Salman Khalid

I have seen it all with mixed feelings as with devastation, suffering and pain caused by the conflict in the most testing times of our history, I have witnessed audacity of our people to build back better and observed joy and hope that every newborn has brought to Libya and its future,” says Hakima, 57, a midwife in Tripoli’s University Hospital.

Libya has been grappling with a deficient health system delivery as one of the outcomes of a long-lasting instability and uncertainty exacerbated further by COVID-19. However, during the gravest of the challenges, Hakima’s story is a recognition of the invaluable services of many unsung heroes in midwives and nurses who came forward to provide essential reproductive health aid to Libyan people especially women, saving many precious lives.

Inadequate response to emerging needs

Nursing and midwifery as a profession is a social challenge in Libya but with our relentless services and results coming thereof, the community’s views have changed over the years. However, after the war broke out, the greatest challenge was to find trained midwives and nurses as the expat workforce left the country leaving behind inadequate numbers and capacities to meet the emerging needs. The situation was dire and along with the spike in mortality rate, many surviving mothers and newborns faced lifelong health challenges,” Hakima recalled.

The health system in Libya suffers from severe shortages of health staff, supplies and equipment, compounded by years of under-investment and lack of maintenance. There was no comprehensive training programme for health staff especially nurses and midwives escalating the existing complexities manifolds.

UNFPA spearheads capacity building drive

Mr. Tahir Ghaznavi who is the Programme Specialist for Sexual and Reproductive Health for UNFPA Libya echoed Hakima’s words, “In last one-decade, Libyan health structure has faced immense shortage of resources to cope up the emerging needs for reproductive health.
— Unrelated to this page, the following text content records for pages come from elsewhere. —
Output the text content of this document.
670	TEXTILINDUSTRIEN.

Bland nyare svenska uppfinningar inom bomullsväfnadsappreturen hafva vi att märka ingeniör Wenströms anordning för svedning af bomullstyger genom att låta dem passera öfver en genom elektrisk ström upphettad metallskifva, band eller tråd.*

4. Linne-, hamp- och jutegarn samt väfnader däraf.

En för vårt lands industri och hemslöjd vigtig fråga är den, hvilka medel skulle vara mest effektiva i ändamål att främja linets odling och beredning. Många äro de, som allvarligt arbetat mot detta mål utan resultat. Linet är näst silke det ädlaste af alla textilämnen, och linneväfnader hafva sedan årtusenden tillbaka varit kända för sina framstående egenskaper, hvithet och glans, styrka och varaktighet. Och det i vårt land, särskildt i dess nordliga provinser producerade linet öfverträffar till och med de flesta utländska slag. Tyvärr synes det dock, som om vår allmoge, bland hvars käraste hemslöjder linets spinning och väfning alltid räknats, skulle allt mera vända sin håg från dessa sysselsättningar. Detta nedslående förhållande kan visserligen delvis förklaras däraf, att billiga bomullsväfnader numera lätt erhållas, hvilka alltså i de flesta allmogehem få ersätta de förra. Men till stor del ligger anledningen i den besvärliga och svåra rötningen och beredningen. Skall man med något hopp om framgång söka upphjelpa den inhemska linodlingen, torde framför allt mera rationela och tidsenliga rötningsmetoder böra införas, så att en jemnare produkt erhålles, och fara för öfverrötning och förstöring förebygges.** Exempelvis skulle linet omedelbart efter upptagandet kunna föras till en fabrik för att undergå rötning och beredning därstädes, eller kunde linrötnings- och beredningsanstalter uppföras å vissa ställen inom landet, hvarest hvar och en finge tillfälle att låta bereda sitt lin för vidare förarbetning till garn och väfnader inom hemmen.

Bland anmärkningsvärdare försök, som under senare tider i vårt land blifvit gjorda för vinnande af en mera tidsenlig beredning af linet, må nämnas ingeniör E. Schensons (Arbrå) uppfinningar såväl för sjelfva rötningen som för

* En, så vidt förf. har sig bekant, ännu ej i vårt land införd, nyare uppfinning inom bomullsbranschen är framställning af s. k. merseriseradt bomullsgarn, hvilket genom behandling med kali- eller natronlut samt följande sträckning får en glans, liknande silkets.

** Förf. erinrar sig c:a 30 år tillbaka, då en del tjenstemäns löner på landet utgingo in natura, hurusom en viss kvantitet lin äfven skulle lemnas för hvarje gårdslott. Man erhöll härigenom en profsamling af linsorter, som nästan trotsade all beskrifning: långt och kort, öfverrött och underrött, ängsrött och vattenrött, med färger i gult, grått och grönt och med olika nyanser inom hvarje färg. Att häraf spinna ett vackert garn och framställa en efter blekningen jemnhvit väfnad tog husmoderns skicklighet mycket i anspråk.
Considering this need and existing capacity issues, UNFPA with the support of the European Union launched a comprehensive capacity building programme for midwives and nurses in Libya. The programme is not only aimed at strengthening the existing institutional capacities but also to produce more midwives and skilled nurses with a focus on rational distribution of manpower across Libya so that the reproductive health needs could be fulfilled and sustained throughout the country for a long future ahead.”

Results are already showing

In 2021 only, UNFPA has improved the capacity and resilience of health systems by building the service provision capacity of 860 frontline health care providers including 732 females, mostly midwives and nurses.

UNFPA offered training on different modules including the provision of minimum initial services package (MISP) to sustain essential SRH services in crisis, mother, and child health (MCH), HIV/AIDS, district health Information system (DHIS2) and leadership capacity building of health authorities and workers.

These trainings have helped us not only to learn best practices before, during and after the delivery but also to manage and programme our work streams in the most efficient and effective manner. With our improved capacities, we are not only busting myths, achieving better results but also training the younger generation of midwives and nurses coming into the profession,” Hakima says.

Establishing solid footings for sustainable solutions

Along with the capacity building of existing staff, UNFPA is striving to establish a strategic and academic basis for the midwifery profession in Libya. With the support of the European Union and in close coordination with the Libyan Ministry of Health, UNFPA has helped establishment of Policies, technical guidelines for midwifery, SRH, clinical management of rape and protocols on referral pathways.

Similarly, UNFPA, along with the Ministry of Health, developed the first ever Midwifery and Nursing Policy and costed strategic plan and institutional framework to bring improvements in the nursing and midwifery profession for enhancing the quality of maternal, newborn, and adolescent reproductive health services.

Furthermore, a National Policy and Strategic Action Plan 2022-2032 for standardizing Nursing and Midwifery Education in Libya has also been formulated. UNFPA is currently working with the Nursing and Midwifery Council to establish a regulatory framework and apply the revised standardized nursing and midwifery curriculum to education institutions in Libya.

The project is funded by the European Union.